VeriPlan, as an iterative verifier, can identify which predefined rule has been violated ("what failed") but provides only corrective feedback. VIRF additionally supplies a causal proof trace ("why it failed"), forming a complete reasoning chain from object attributes to rule violations. This paradigm shift from correction to teaching enables VIRF to achieve a significantly lower FNR than a simple rejection strategy (20.2% vs. 33.0%).

vs. SAFER (Khan et al., 2025, Committee method)¶

SAFER employs a multi-LLM committee to generate natural-language safety critiques, offering explanations of why a plan may be unsafe. However, these explanations are stochastically generated and lack formal guarantees. VIRF's feedback is derived from deterministic logical proof traces, ensuring both formal verifiability and causal explicitness.
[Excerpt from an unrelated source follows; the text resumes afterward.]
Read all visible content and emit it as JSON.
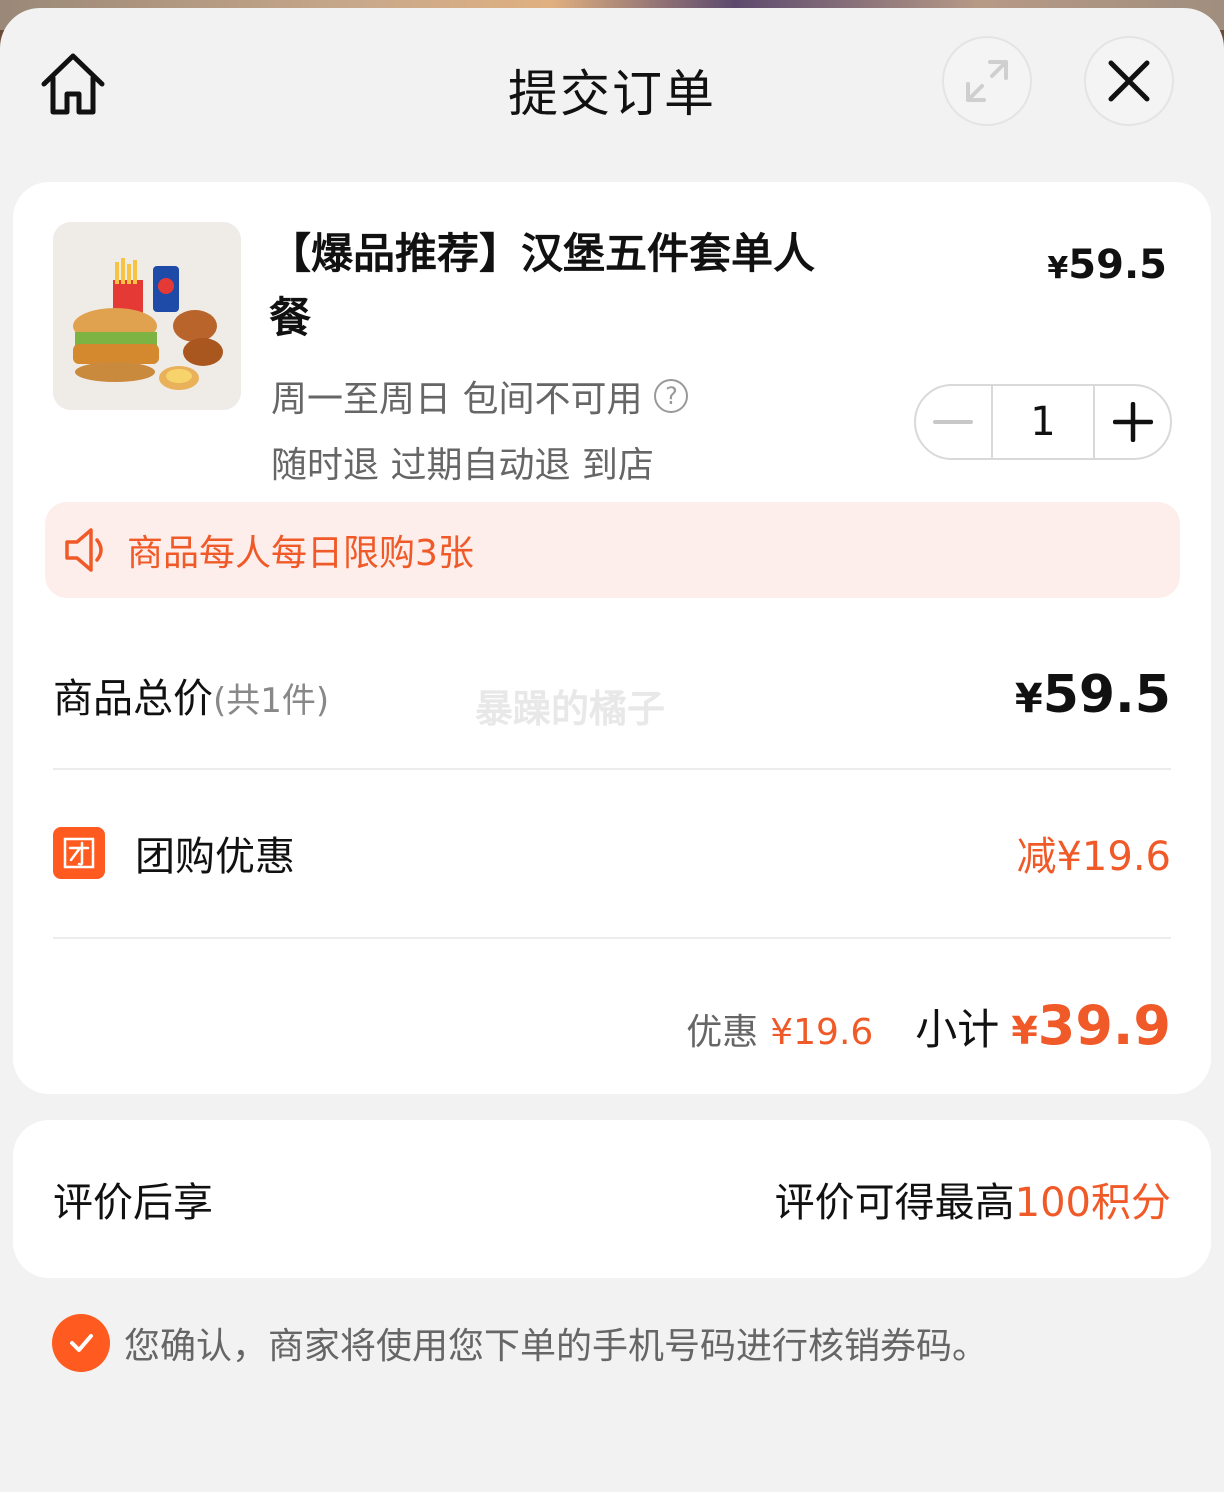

In experiments, the Committee method yields a HAR of 7.6% (unable to eliminate hazardous actions), whereas VIRF achieves 0%.

vs. End-to-End VLA Models (e.g., RT-2)¶

End-to-end vision-language-action models directly map pixels to action commands and are highly capable, but function as black boxes that resist formal verification. As an instance of a hierarchical architecture, VIRF explicitly separates high-level planning (LLM) from symbolic verification (Logic Tutor), injecting and verifying safety constraints at an interpretable interface—providing safety guarantees currently unattainable by end-to-end models.

Rating¶

⭐⭐⭐⭐ Novelty: The pedagogical paradigm (from correction to teaching) and the tutor–apprentice dialogue design are original; the dual-process cognitive analogy is natural and effective.
⭐⭐⭐⭐ Experimental Thoroughness: Multi-dimensional ablations (VIRF-Reject / RAG / Manual), discovery of the cognitive overload phenomenon, robustness testing, and scalability analysis constitute a comprehensive experimental design.
⭐⭐⭐⭐ Value: The combination of 0% HAR and high GCR has direct deployment value for safety-critical applications; the TAS knowledge engineering pipeline is reproducible.
⭐⭐⭐ Writing Quality: The paper is clearly structured with rich figures and tables, though the coordination of three major pillars and multiple subsystems introduces considerable overall complexity.